Eurico da Silva, um melgacense autor de algumas das mais famosas novelas brasileiras da sua época.



Eurico António Crispim da Silva nasceu em Paços (Melgaço), no dia 18 de Setembro de 1898. Era filho de Francisco Crispim, carpinteiro, natural de Rouças, e de Maria Teresa Trancoso da Silva, lavradeira, natural de Paços, moradores no lugar de Merelhe da dita freguesia. Era neto paterno de João Manuel Crispim e de Maria Rodrigues, e neto materno de Francisco Trancoso e de Francisca Afonso. Foi batizado na igreja paroquial de Paços a 22 desse mês e ano. Foram seus padrinhos António Trancoso da Silva, negociante, residente no Rio de Janeiro, Brasil, representado por Luís Martins, casado, lavrador, do lugar de Sá, Paços, e Alexandrina Gonçalves Torres, solteira, camponesa, moradora no lugar da Granja.

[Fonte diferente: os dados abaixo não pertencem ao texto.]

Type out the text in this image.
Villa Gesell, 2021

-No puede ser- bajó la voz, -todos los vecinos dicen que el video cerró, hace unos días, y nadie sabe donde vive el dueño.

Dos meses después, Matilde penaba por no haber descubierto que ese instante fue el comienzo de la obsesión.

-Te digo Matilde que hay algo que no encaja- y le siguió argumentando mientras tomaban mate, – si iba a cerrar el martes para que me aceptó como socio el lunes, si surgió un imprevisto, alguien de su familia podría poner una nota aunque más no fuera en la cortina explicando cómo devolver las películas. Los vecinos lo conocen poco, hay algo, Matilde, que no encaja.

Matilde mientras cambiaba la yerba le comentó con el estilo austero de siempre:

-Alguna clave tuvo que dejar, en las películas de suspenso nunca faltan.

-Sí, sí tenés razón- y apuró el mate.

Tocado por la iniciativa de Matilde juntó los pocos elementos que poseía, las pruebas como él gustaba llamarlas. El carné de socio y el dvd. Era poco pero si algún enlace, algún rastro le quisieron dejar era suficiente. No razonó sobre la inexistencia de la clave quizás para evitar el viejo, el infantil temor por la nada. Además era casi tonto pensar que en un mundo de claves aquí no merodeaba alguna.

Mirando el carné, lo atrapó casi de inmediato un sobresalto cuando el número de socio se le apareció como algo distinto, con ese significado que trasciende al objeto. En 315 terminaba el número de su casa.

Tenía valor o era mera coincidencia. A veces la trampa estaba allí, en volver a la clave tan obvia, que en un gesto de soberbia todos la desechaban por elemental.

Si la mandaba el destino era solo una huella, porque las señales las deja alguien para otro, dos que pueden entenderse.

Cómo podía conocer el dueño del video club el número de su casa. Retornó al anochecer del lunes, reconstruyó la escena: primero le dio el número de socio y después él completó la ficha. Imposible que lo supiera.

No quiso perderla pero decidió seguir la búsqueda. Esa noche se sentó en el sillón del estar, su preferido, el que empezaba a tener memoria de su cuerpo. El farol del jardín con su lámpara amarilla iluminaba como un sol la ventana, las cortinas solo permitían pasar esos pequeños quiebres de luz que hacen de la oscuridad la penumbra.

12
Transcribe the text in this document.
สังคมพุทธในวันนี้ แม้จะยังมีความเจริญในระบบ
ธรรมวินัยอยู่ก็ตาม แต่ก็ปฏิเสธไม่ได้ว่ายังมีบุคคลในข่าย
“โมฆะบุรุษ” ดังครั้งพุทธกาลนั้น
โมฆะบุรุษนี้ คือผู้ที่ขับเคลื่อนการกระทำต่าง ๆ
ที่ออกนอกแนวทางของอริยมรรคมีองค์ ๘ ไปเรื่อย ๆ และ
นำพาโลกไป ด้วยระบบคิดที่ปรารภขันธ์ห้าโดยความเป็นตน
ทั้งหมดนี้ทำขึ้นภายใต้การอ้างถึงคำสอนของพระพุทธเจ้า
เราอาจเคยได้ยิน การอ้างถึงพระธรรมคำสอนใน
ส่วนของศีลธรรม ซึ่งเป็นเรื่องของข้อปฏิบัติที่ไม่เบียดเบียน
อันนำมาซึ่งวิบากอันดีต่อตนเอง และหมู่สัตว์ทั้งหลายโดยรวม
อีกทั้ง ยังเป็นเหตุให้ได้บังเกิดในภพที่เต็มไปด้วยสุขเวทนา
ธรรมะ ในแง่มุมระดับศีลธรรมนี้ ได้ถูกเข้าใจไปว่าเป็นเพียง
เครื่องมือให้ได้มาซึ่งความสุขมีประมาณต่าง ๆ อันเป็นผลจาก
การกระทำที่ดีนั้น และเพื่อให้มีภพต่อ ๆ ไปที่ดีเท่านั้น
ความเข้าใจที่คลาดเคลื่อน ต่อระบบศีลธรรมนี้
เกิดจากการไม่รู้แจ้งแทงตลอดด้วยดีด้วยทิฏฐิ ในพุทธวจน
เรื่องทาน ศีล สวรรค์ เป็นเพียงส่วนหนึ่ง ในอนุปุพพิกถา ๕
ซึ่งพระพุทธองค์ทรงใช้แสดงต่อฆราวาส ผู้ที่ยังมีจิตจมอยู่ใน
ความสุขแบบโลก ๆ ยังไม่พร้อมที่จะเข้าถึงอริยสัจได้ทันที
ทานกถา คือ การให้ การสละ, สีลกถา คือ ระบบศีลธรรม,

Artista multifacetado, foi ator, autor de teatro, roteirista de rádio, roteirista de cinema, autor de telenovelas, produtor teatral, produtor de rádio, diretor de cinema e dramaturgo luso-brasileiro, célebre autor de radionovelas durante a era dourada da rádio, tendo uma rua com o seu nome no estado do Rio de Janeiro (Brasil).

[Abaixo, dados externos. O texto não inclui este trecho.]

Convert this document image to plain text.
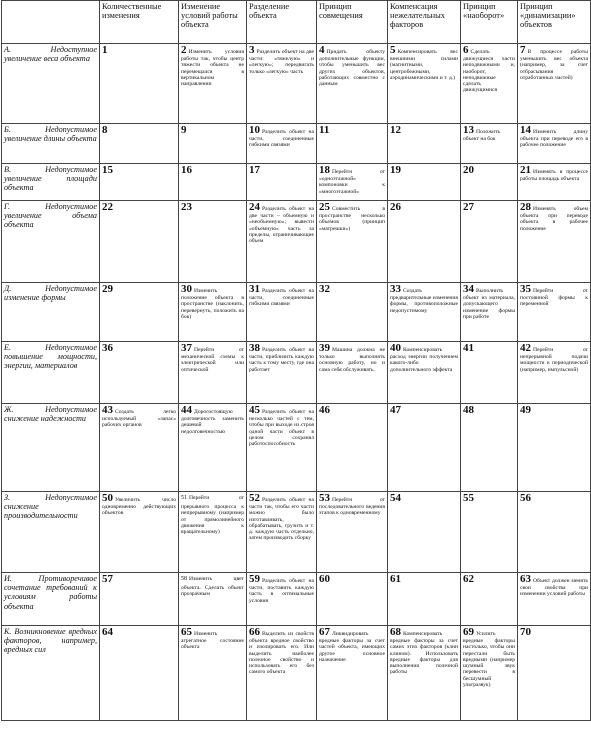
	Количественные изменения	Изменение условий работы объекта	Разделение объекта	Принцип совмещения	Компенсация нежелательных факторов	Принцип «наоборот»	Принцип «динамизации» объектов
А. Недоступное увеличение веса объекта	1	2 Изменить условия работы так, чтобы центр тяжести объекта не перемещался в вертикальном направлении	3 Разделить объект на две части: «тяжелую» и «легкую»; передвигать только «легкую» часть	4 Придать объекту дополнительные функции, чтобы уменьшить вес других объектов, работающих совместно с данным	5 Компенсировать вес внешними силами (магнитными, центробежными, аэродинамическими и т. д.)	6 Сделать движущиеся части неподвижными и, наоборот, неподвижные сделать движущимися	7 В процессе работы уменьшить вес объекта (например, за счет отбрасывания отработанных частей)
Б. Недопустимое увеличение длины объекта	8	9	10 Разделить объект на части, соединенные гибкими связями	11	12	13 Положить объект на бок	14 Изменить длину объекта при переводе его в рабочее положение
В. Недопустимое увеличение площади объекта	15	16	17	18 Перейти от «одноэтажной» компоновки к «многоэтажной»	19	20	21 Изменять в процессе работы площадь объекта
Г. Недопустимое увеличение объема объекта	22	23	24 Разделить объект на две части – объемную и «необъемную»; вывести «объемную» часть за пределы, ограничивающие объем	25 Совместить в пространстве несколько объемов (принцип «матрешки»)	26	27	28 Изменять объем объекта при переводе объекта в рабочее положение
Д. Недопустимое изменение формы	29	30 Изменить положение объекта в пространстве (наклонить, перевернуть, положить на бок)	31 Разделить объект на части, соединенные гибкими связями	32	33 Создать предварительные изменения формы, противоположные недопустимому	34 Выполнить объект из материала, допускающего изменение формы при работе	35 Перейти от постоянной формы к переменной
Е. Недопустимое повышение мощности, энергии, материалов	36	37 Перейти от механической схемы к электрической или оптической	38 Разделить объект на части, приблизить каждую часть к тому месту, где она работает	39 Машина должна не только выполнять основную работу, но и сама себя обслуживать.	40 Компенсировать расход энергии получением какого-либо дополнительного эффекта	41	42 Перейти от непрерывной подачи мощности к периодической (например, импульсной)
Ж. Недопустимое снижение надежности	43 Создать легко используемый «запас» рабочих органов	44 Дорогостоящую долговечность заменить дешевой недолговечностью	45 Разделить объект на несколько частей с тем, чтобы при выходе из строя одной части объект в целом сохранял работоспособность	46	47	48	49
З. Недопустимое снижение производительности	50 Увеличить число одновременно действующих объектов	51 Перейти от прерывного процесса к непрерывному (например от прямолинейного движения к вращательному)	52 Разделить объект на части так, чтобы его части можно было изготавливать, обрабатывать, грузить и т. д. каждую часть отдельно, затем производить сборку	53 Перейти от последовательного ведения этапов к одновременному	54	55	56
И. Противоречивое сочетание требований к условиям работы объекта	57	58 Изменить цвет объекта. Сделать объект прозрачным	59 Разделить объект на части, поставить каждую часть в оптимальные условия	60	61	62	63 Объект должен менять свои свойства при изменении условий работы
К. Возникновение вредных факторов, например, вредных сил	64	65 Изменить агрегатное состояние объекта	66 Выделить из свойств объекта вредное свойство и изолировать его. Или выделить наиболее полезное свойство и использовать его без самого объекта	67 Ликвидировать вредные факторы за счет частей объекта, имеющих другое основное назначение	68 Компенсировать вредные факторы за счет самих этих факторов (клин клином). Использовать вредные факторы для выполнения полезной работы	69 Усилить вредные факторы настолько, чтобы они перестали быть вредными (например шумный звук перевести в бесшумный ультразвук)	70
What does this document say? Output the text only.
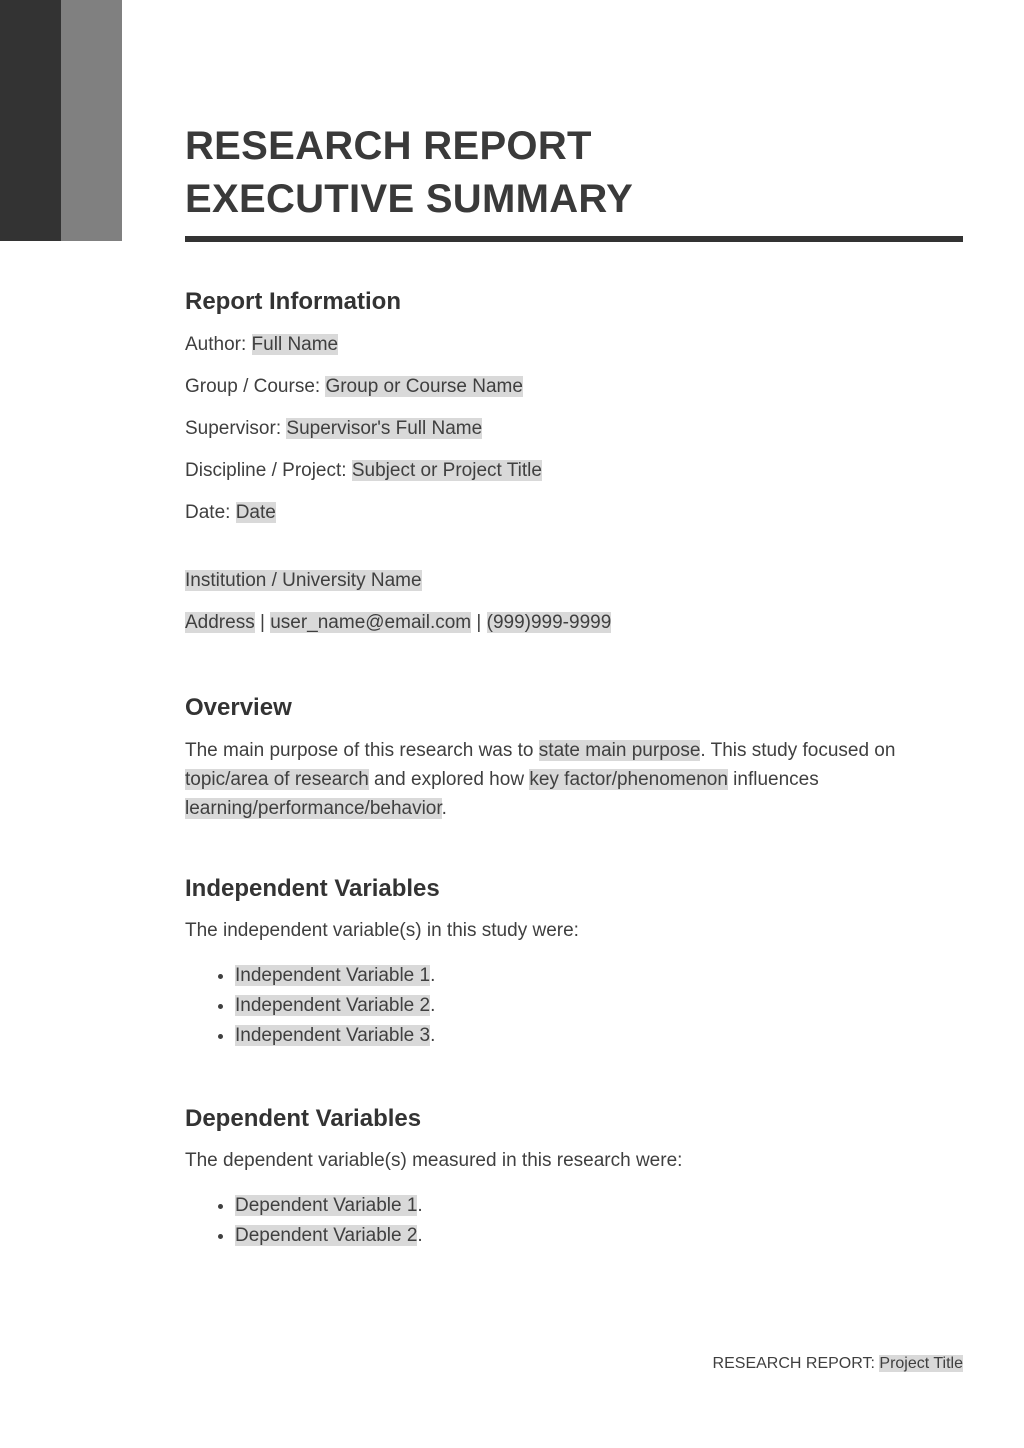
RESEARCH REPORT
EXECUTIVE SUMMARY
Report Information

Author: Full Name

Group / Course: Group or Course Name

Supervisor: Supervisor's Full Name

Discipline / Project: Subject or Project Title

Date: Date

Institution / University Name

Address | user_name@email.com | (999)999-9999

Overview

The main purpose of this research was to state main purpose. This study focused on topic/area of research and explored how key factor/phenomenon influences learning/performance/behavior.

Independent Variables

The independent variable(s) in this study were:

• Independent Variable 1.
• Independent Variable 2.
• Independent Variable 3.
Dependent Variables

The dependent variable(s) measured in this research were:

• Dependent Variable 1.
• Dependent Variable 2.
RESEARCH REPORT: Project Title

Eurico da Silva emigrou de Melgaço para o Brasil em 1916, e em 1919 iniciou a carreira de ator com a peça "O Mártir do Calvário" (de Eduardo Garrido), apresentada no Teatro Carlos Gomes.
A mudança para o Rio de Janeiro dera-se por ter ali alguns amigos padeiros, mas logo Eurico Silva se interessa pelo meio artístico.
A primeira das 15 peças que escreveu estreou em 1932, pela companhia de Procópio Ferreira, para quem traduziu outras tantas.
Em 1939, transferiu-se para o rádio, atuando no programa "Teatro em Casa" da Rádio Nacional como ator e produtor. Dois anos mais tarde voltou para o teatro e em 1945 voltou à emissora.
Como produtor tornou-se responsável por vários programas famosos à época, como Versos e Melodias, Casa da Sogra, Neguinho e Juraci, e foi autor de 28 radionovelas, além de ter traduzido outras, como "O Direito de Nascer", de Félix Caignet, transmitida em 1951 em 273 capítulos, e que veio a ser o maior sucesso do género já registado no país.
Com a estreia da televisão, é um dos redatores das novelas da Rede Tupi, onde escreveu "Olhos que Amei", em 1965, ano em que faleceu.
No cinema, foi roteirista parceiro de J. Rui em filmes como "Não Adianta Chorar" (1945) e com Oscarito no elenco. Dirigiu ainda três filmes.
Fundou e dirigiu a Companhia de Comédias Cazarré-Elza-Delorges, administrou a companhia do Procópio Ferreira e a de Joracy Camargo, tendo ainda nos anos 40 participado da Sociedade Brasileira de Autores Teatrais.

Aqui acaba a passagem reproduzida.